Stiff ankles and feet, soft knees
Say there’s some loose rocks in the middle of a creek – the combo of stiff ankles and feet means that you could run very lightly and quickly on the balls of the feet to exert less time and pressure on the loose rocks. Soft knees allows you to rapidly change direction or shift your weight easily rather than fighting against the momentum of your body. Stiff feet and ankles also protect the ankles and knees against uncontrolled twisting or rolling.
Solid core and low arms
Trail runners face-plant, tip over like sleepy cows, slide like drunk drag racers – it happens, it’s just part of the fun. Your first line of defence against this is to hold the core strong – this is where you will first react when you sense a loss of balance. Low hands will allow you to create more leverage with your arms to use them like ‘wings’ to balance yourself. Also, if you do lose it completely, your hands will be closer to an outstretched position to break your fall.
Walking is OK
Road runners often act like slowing to a walk will bring shame upon them and all their ancestors, but almost all trail runners, even pro racers, walk steep grades and many rocky climbs. Often it will take a lot more energy to try and run for a negligible difference in speed.
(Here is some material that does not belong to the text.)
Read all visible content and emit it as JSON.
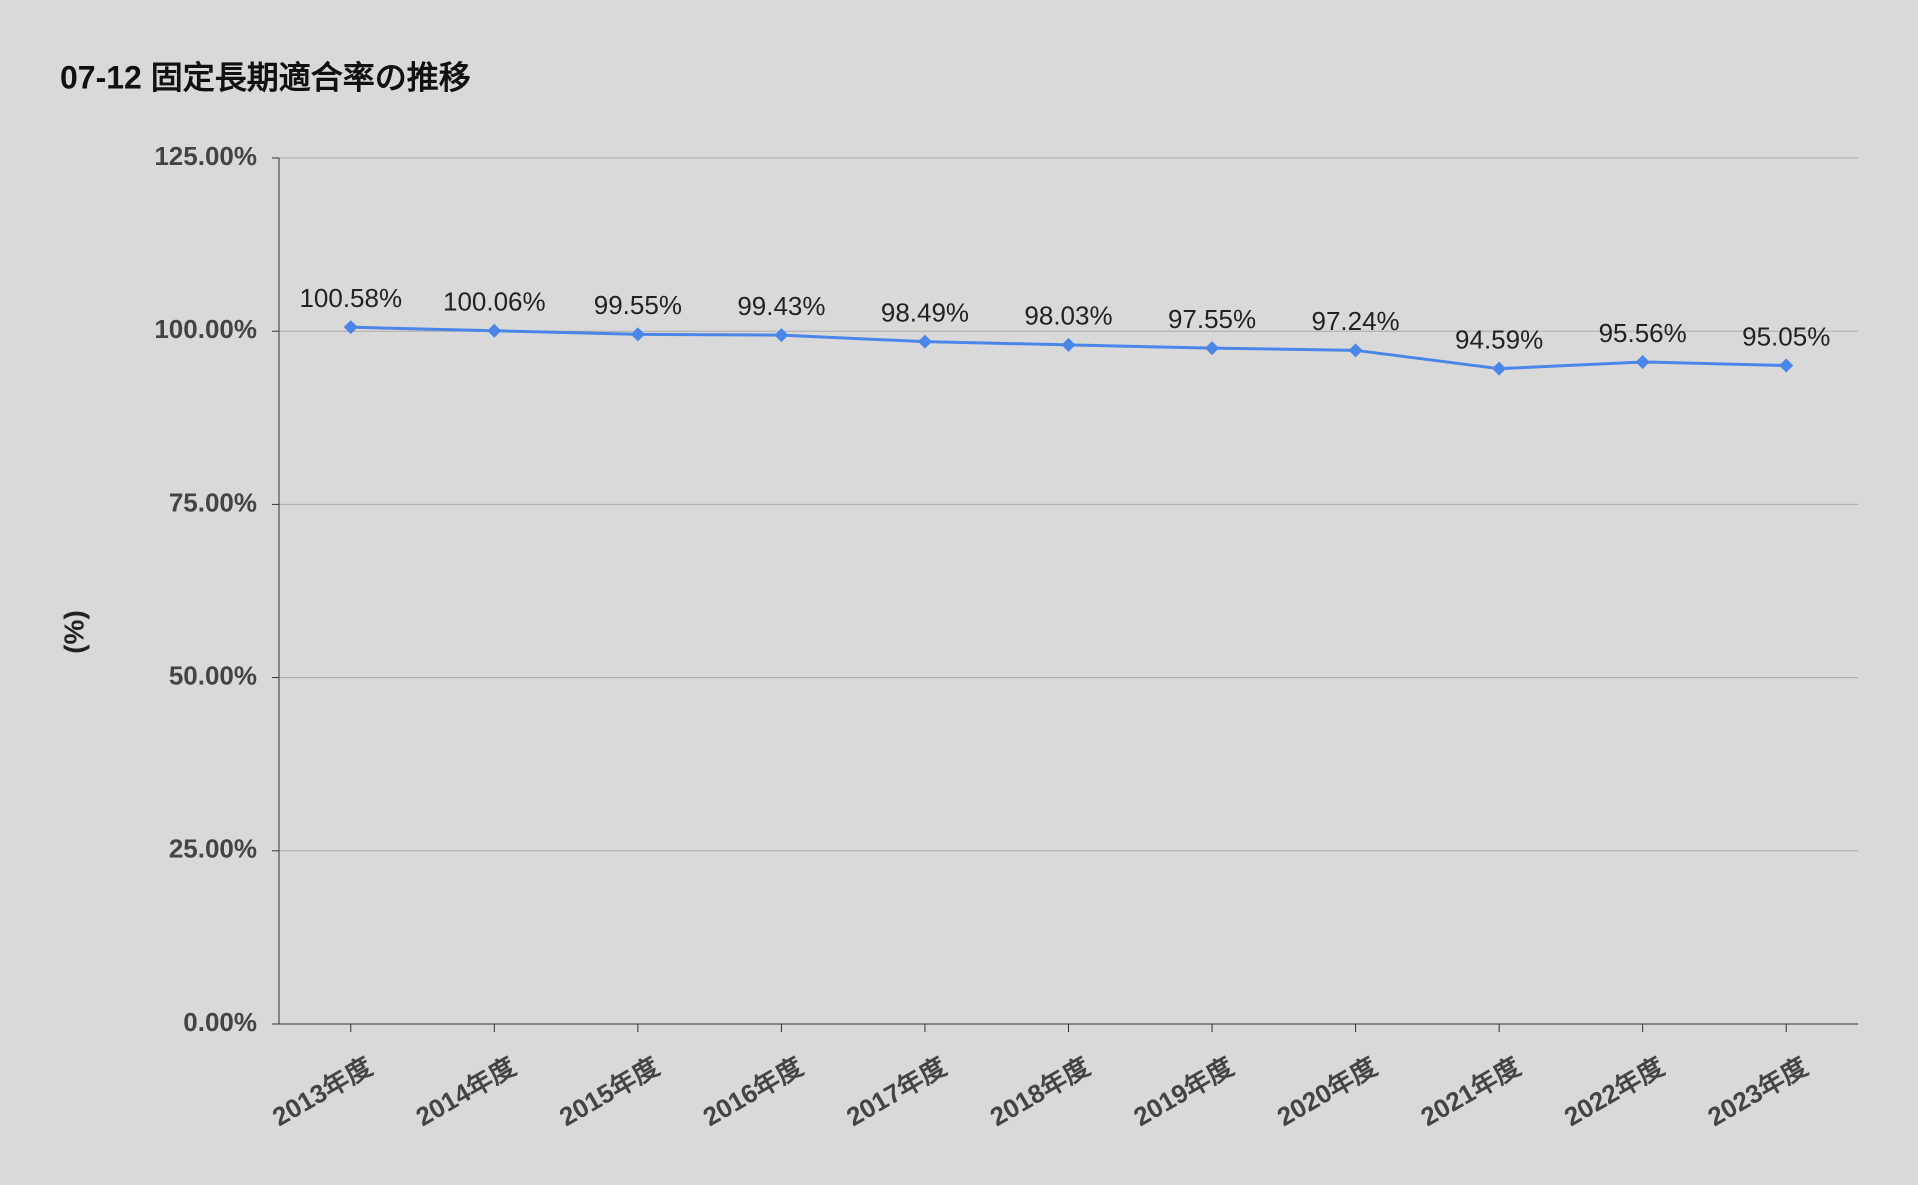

Downhill isn’t all downhill
On the descents, assess the grade in relation to the stability of the surface (is it slippery gravel? is it mud I will sink into?). The steeper it is and the less faith you have in the surface, the more you will have to shorten your stride, get high on the balls of your feet and pitter-patter across the ground with very light and fast foot contact. When there’s a combination of steep descent and loose surface, lean back slightly and keep your hands low.